For a `ticdat` app deployed on Enframe, there will be a dedicated subsection of the input tables dedicated to diagnosing data integrity problems. This subsection is populated whenever an app is solved. There is also an integrity "Action" that can be launched to look for data integrity problems independently of the solve process.

For a data scientist working offline, `ticdat` provides bulk-query routines that can be used from within a notebook. We briefly tour these routines below. Please consult the docstrings for more information regarding their utility.

In [1]:
import ticdat
from diet import input_schema

First, we quickly check that the csv files in `diet_sample_data` represent clean data. The `ticdat` bulk query routines all return "falsey" results on clean data sets. 

In [2]:
dat = input_schema.csv.create_pan_dat("diet_sample_data")
any (_ for _ in [input_schema.find_duplicates(dat),
                 input_schema.find_data_type_failures(dat), 
                 input_schema.find_foreign_key_failures(dat), 
                 input_schema.find_data_row_failures(dat)])

False

Next, we examine the `diet_dirty_sample_data` data set, which has been deliberately seeded with dirty data.

In [3]:
dat = input_schema.csv.create_pan_dat("diet_dirty_sample_data")
input_schema.find_duplicates(dat).keys()

dict_keys(['nutrition_quantities'])

`ticdat` is telling us that there are duplicated rows in the Nutrition Quantities table. 

Here are the duplicated rows.

In [4]:
input_schema.find_duplicates(dat, keep=False)["nutrition_quantities"]

Unnamed: 0,Food,Category,Quantity
16,milk,fat,2.5
36,milk,fat,1.0


Specifically, there is duplication in defining the amount of fat in milk. This can be easily confirmed by manually inspecting the "nutrition_quantities.csv" file in the "diet_dirty_sample_data" directory. In a real-world data set, manual inspection would be impossible and such a duplication would be easily overlooked.

In [5]:
input_schema.find_data_type_failures(dat).keys()

dict_keys([TableField(table='nutrition_quantities', field='Quantity')])

In [6]:
input_schema.find_data_type_failures(dat)['nutrition_quantities', 'Quantity']

Unnamed: 0,Food,Category,Quantity
22,chicken,fat,
30,macaroni,calories,


`ticdat` is telling us that there are two rows which have bad values in the Quantity field of the Nutrition Quantities table.

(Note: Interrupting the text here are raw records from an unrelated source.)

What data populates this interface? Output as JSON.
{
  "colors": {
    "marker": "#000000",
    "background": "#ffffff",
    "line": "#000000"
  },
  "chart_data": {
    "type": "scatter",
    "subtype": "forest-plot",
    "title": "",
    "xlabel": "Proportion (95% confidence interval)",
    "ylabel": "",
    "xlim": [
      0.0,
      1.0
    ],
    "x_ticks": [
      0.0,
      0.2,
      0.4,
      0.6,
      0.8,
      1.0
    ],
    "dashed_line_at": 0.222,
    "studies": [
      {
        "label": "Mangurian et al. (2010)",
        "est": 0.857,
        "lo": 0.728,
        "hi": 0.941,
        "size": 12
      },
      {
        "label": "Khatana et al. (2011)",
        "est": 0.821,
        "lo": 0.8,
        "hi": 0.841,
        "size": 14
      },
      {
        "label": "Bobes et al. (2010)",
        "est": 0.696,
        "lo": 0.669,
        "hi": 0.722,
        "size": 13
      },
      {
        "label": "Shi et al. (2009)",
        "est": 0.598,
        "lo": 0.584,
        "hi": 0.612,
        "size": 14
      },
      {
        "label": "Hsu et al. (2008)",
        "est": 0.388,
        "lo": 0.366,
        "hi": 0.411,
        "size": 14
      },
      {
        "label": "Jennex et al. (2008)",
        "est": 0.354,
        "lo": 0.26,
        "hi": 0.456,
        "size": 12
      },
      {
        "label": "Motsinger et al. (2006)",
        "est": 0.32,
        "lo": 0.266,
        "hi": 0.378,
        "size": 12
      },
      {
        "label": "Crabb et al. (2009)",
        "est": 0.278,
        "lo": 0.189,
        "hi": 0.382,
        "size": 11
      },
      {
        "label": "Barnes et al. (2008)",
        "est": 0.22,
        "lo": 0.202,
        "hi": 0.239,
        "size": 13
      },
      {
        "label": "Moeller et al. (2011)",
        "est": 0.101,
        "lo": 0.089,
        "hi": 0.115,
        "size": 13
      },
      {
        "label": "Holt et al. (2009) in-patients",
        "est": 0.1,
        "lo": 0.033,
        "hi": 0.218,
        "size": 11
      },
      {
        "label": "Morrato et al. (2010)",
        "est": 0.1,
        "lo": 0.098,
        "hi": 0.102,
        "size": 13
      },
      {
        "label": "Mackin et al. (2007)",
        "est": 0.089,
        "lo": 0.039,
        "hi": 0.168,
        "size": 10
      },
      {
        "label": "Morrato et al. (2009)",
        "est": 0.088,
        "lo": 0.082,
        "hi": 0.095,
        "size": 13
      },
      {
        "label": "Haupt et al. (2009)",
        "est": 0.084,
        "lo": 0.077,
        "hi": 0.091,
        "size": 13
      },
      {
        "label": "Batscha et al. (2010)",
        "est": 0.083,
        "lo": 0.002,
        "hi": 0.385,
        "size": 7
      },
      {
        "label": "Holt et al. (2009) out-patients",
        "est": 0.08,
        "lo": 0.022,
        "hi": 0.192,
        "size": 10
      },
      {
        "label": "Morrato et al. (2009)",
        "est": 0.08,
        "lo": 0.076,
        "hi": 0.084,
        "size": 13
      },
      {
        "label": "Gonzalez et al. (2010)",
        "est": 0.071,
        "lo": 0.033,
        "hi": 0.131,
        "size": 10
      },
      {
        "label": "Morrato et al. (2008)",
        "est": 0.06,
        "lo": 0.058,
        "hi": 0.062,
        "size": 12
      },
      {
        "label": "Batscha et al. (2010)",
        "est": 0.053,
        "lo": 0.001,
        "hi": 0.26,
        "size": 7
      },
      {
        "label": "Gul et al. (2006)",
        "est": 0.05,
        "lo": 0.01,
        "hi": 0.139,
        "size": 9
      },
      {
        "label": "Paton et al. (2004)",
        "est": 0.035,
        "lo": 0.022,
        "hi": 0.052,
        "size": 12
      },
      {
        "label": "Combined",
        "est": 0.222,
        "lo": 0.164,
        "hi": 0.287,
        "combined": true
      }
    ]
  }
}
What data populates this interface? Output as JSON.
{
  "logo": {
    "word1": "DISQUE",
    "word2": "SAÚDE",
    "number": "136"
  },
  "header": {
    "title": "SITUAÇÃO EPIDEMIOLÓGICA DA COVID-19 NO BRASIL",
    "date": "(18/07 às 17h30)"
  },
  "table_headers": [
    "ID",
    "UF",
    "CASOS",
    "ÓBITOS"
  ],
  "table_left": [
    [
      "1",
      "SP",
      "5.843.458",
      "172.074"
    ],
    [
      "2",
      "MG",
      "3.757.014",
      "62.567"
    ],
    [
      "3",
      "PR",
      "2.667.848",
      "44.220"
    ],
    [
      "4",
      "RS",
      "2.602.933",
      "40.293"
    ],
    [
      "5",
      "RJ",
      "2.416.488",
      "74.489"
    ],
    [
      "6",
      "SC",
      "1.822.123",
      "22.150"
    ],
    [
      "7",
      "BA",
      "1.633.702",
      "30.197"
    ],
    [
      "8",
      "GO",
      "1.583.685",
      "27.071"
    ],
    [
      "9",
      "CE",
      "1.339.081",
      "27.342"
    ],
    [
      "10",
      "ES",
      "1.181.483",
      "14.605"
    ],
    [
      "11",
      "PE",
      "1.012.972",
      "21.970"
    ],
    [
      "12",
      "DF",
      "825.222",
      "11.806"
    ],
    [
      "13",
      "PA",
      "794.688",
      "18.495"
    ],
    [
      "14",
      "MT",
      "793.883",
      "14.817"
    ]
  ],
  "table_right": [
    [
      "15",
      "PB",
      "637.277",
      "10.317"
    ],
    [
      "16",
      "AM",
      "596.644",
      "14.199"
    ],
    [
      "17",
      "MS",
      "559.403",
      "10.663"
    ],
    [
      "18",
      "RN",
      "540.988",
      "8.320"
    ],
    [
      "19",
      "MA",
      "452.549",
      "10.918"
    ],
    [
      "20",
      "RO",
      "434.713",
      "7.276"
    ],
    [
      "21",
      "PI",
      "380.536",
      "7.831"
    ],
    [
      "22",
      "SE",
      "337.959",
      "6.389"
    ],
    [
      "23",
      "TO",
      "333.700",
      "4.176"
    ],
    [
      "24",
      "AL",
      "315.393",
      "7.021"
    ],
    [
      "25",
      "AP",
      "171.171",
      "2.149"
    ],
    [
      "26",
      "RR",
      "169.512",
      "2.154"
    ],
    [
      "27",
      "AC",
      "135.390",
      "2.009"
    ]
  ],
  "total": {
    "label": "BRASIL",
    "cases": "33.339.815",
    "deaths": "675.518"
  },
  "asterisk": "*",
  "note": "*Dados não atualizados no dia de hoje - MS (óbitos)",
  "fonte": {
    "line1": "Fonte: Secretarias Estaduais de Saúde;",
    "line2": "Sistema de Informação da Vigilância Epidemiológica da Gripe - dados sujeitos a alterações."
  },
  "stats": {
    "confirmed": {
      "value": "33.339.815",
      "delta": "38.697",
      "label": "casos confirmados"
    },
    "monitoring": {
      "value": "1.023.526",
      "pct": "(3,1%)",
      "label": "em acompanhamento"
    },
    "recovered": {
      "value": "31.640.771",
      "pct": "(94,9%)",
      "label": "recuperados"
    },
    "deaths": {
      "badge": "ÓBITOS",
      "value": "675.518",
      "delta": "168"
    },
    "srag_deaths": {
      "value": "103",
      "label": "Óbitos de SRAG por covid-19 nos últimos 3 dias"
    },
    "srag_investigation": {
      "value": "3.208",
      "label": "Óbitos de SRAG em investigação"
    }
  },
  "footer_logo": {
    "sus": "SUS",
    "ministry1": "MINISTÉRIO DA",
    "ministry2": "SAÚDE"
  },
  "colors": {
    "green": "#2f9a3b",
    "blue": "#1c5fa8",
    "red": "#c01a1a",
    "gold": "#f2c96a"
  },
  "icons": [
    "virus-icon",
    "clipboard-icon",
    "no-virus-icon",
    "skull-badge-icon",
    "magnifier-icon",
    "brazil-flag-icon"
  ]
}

In both cases, the problem is `Nan` (or equivalently `None`, or also equivalently, Null) where a number is expected. As before, these two errant rows can easily be double checked by manually examining "nutrition_quantities.csv".

In [7]:
input_schema.find_foreign_key_failures(dat, verbosity="Low").keys()

dict_keys([('nutrition_quantities', 'foods', ('Food', 'Name'))])

In [8]:
_ = input_schema.find_foreign_key_failures(dat, verbosity="Low")
_['nutrition_quantities', 'foods', ('Food', 'Name')]

Unnamed: 0,Food,Category,Quantity
12,pizza,sodium,820.0
13,pizza,protein,15.0
14,pizza,calories,320.0
25,pizza,fat,12.0


Here, `ticdat` is telling us that there are 4 records in the Nutrition Quantities table that fail to cross reference with the Foods table. In all 4 cases, it is specifically the "pizza" string in the Food field that fails to find a match from the Name field of the Foods table. If you manually examine "foods.csv", you can see this problem arose because of the Foods table was altered to have a "pizza pie" entry instead of a "pizza" entry.

In [9]:
input_schema.find_data_row_failures(dat).keys()

dict_keys([TablePredicateName(table='categories', predicate_name='Min Max Check')])

In [10]:
input_schema.find_data_row_failures(dat)['categories', 'Min Max Check']

Unnamed: 0,Name,Min Nutrition,Max Nutrition
2,fat,70,65.0


Here, `ticdat` is telling us that the "Min Max Check" (i.e. the check that `row["Max Nutrition"] >= row["Min Nutrition"]`) failed for the "fat" record of the Categories table. This is easily verified by manual inspection of "categories.csv".